ACV Triton, operating under the control of Australia's Border Protection Command, intercepted the first suspected people smuggling vessel northeast of Christmas Island on Saturday morning. Another people smuggling vessel was later caught by the ACV Ashmore Guardian southwest of the Ashmore Islands.
Korena Flanagan, a spokeswoman for Home Affairs Minister Jason Clare, said the first vessel was carrying a total of 100 passengers and 2 crew members and the second was carrying 24 passengers and 3 crew members. "Border Protection Command have transferred the passengers to Christmas Island, where they will undergo initial security, health and identity checks and their reasons for travel will be established," she said.
So far this year, the Australian Navy has intercepted 3,658 irregular maritime arrivals (IMAs), most of them coming from Afghanistan and Iran who use Indonesia as a transit region.
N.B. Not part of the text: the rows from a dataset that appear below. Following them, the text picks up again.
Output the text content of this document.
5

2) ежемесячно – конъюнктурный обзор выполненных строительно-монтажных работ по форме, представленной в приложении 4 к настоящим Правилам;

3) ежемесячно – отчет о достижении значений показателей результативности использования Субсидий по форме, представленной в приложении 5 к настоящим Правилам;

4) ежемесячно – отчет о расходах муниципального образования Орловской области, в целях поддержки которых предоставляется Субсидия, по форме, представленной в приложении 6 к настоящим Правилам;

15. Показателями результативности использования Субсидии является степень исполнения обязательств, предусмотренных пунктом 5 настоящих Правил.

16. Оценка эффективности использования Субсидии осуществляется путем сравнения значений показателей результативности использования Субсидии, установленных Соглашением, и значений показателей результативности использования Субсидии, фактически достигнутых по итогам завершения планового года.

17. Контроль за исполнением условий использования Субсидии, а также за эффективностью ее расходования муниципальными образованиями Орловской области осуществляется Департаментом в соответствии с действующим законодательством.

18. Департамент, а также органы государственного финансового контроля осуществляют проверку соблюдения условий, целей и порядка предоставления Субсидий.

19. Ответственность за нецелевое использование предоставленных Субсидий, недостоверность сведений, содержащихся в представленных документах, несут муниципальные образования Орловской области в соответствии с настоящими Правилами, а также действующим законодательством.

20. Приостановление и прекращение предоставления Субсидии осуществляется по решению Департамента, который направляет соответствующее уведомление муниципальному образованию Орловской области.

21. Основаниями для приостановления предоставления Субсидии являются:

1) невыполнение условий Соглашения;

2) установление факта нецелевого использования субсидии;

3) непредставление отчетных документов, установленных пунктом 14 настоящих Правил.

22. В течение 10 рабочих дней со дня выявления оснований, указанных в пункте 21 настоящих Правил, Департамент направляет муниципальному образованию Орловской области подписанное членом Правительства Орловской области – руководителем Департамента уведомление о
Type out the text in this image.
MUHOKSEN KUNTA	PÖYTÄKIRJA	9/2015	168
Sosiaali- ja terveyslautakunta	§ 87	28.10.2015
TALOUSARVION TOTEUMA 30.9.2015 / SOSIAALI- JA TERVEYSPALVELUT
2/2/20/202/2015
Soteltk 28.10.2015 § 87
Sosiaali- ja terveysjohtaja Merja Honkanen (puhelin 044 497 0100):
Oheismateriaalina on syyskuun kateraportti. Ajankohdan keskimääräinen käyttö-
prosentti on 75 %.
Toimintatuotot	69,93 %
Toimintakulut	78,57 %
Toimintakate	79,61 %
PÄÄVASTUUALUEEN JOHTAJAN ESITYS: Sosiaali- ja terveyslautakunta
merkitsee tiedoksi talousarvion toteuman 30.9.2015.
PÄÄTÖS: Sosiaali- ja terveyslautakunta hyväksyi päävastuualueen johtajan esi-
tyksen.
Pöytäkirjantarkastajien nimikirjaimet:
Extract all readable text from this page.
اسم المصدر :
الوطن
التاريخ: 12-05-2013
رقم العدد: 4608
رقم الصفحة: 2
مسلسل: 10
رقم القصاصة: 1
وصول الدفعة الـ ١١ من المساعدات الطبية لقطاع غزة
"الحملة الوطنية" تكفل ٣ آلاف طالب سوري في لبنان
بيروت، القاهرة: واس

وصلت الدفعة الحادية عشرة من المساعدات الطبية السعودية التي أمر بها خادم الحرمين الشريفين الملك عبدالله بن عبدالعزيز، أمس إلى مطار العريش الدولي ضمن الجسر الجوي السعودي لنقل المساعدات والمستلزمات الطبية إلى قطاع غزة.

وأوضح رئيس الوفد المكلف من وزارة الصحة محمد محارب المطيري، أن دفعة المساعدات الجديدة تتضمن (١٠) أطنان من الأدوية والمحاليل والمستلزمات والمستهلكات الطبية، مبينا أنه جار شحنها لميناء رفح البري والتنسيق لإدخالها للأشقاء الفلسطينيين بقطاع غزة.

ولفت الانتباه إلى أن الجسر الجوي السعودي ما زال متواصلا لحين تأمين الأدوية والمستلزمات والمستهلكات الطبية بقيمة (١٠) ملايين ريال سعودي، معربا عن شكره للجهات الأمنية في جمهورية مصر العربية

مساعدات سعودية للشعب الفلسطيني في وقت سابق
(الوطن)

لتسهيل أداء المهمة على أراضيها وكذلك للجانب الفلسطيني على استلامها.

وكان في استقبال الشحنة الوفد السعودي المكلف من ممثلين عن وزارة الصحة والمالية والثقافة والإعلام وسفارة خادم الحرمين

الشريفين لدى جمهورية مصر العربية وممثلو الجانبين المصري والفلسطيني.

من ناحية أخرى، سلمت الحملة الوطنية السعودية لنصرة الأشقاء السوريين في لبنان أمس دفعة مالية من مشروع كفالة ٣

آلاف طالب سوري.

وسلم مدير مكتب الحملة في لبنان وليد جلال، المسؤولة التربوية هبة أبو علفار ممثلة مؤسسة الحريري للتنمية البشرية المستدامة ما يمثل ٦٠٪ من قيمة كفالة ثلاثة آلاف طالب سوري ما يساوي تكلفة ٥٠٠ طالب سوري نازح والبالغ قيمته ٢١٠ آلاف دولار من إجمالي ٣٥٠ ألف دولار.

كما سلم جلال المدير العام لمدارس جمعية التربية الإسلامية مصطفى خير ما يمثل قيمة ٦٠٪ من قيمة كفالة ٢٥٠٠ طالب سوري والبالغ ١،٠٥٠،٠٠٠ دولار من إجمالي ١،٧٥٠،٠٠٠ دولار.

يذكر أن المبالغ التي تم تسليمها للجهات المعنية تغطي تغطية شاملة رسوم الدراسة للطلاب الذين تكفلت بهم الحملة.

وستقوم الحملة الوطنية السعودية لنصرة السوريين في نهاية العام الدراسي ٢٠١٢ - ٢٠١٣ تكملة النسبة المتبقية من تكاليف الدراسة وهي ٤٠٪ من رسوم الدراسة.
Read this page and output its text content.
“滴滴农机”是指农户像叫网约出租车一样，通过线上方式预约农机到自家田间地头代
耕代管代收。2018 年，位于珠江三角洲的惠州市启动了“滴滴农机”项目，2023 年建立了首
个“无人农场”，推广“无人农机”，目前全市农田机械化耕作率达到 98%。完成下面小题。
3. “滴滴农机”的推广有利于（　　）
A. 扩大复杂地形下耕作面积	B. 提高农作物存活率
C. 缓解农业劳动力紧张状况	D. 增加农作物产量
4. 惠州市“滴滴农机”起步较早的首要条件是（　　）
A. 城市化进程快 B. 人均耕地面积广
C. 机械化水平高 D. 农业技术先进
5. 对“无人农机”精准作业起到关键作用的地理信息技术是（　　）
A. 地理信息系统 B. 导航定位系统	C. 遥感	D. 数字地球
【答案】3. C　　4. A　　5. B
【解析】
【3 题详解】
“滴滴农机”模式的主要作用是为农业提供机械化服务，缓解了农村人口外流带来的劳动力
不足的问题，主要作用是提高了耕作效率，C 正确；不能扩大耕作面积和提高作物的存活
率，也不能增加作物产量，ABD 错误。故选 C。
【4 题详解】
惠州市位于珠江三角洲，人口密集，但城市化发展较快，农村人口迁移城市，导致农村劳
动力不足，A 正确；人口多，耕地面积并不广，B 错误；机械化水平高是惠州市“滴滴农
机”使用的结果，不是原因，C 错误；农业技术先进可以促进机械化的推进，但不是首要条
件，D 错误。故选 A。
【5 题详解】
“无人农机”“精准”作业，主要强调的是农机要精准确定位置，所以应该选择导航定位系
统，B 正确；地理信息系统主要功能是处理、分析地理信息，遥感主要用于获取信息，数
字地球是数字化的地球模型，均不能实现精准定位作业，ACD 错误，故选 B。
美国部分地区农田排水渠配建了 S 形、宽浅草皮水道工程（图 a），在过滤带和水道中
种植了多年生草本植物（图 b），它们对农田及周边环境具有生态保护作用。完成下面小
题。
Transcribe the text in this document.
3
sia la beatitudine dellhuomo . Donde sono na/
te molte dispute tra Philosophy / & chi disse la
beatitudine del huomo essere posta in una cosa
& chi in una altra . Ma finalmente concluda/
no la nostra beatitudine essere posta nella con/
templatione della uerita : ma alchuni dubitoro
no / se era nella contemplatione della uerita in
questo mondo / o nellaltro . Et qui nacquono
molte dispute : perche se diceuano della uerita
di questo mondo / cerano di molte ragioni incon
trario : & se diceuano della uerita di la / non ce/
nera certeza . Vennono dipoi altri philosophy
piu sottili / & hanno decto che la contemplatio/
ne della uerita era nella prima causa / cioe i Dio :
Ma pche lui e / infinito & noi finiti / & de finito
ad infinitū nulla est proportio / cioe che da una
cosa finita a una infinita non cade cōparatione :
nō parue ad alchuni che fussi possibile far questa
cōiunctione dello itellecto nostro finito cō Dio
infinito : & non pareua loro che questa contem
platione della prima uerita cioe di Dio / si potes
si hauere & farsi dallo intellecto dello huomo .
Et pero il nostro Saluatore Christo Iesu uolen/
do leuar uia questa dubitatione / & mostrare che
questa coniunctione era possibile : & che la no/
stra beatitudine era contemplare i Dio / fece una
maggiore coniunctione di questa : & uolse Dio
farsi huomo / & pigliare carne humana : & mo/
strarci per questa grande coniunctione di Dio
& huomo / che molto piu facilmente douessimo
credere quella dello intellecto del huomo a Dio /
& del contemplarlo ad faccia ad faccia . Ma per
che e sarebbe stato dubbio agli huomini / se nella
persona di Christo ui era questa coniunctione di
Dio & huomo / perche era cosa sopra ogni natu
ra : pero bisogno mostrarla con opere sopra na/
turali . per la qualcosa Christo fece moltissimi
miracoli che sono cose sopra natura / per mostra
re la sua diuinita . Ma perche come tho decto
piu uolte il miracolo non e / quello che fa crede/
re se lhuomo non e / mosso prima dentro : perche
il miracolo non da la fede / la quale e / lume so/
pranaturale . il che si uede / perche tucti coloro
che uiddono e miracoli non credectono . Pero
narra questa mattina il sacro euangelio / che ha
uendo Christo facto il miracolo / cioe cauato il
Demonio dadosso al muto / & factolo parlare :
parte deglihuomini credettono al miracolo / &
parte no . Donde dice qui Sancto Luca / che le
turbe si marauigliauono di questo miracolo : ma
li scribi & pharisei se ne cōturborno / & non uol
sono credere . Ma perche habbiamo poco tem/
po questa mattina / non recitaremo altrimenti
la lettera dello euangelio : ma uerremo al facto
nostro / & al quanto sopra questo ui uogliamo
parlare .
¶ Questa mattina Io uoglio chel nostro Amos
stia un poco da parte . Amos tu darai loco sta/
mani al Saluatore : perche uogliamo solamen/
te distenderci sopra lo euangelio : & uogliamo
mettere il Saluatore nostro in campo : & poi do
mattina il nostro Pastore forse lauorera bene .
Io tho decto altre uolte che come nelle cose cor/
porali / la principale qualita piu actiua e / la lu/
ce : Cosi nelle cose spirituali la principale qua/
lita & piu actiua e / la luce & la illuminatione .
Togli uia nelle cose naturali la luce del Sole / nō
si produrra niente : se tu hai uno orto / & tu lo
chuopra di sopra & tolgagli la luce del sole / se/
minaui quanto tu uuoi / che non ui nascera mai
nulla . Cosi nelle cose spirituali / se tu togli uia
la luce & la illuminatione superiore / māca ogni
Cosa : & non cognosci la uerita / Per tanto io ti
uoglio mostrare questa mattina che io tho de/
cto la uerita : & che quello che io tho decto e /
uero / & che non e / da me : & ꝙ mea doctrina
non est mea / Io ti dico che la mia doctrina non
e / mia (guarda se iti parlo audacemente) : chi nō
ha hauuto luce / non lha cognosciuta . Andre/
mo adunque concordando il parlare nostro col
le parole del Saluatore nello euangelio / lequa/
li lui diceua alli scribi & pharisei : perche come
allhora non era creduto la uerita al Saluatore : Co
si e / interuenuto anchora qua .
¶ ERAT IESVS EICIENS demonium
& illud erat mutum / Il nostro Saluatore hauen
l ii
As of March 31, a total of 4,197 people are being held in immigration facilities while 1,712 people have been approved for a residence determination to live in the community.
This month alone, authorities have caught more than 520 asylum seekers who attempted to reach Australia by boat, indicating a sharp increase in the number of new arrivals. On Thursday, the ACV Botany Bay intercepted one vessel carrying 23 passengers and 2 crew members southwest of the Ashmore Islands.
Australia's Migration Act 1958 requires people who are not Australian citizens and who are unlawfully in Australia to be detained. This law has been heavily criticized by the United Nations and human rights organizations as many asylum seekers are in detention for months. In 2010, a total of 4,612 irregular maritime arrivals were intercepted by the Australian Navy.
However, the boat journeys made by asylum seekers are not without risk. In December 2010, at least 30 people were killed when a boat carrying more than 90 asylum seekers sank off the coast of Christmas Island. Forty-two people were rescued, while an unknown number of people remain missing.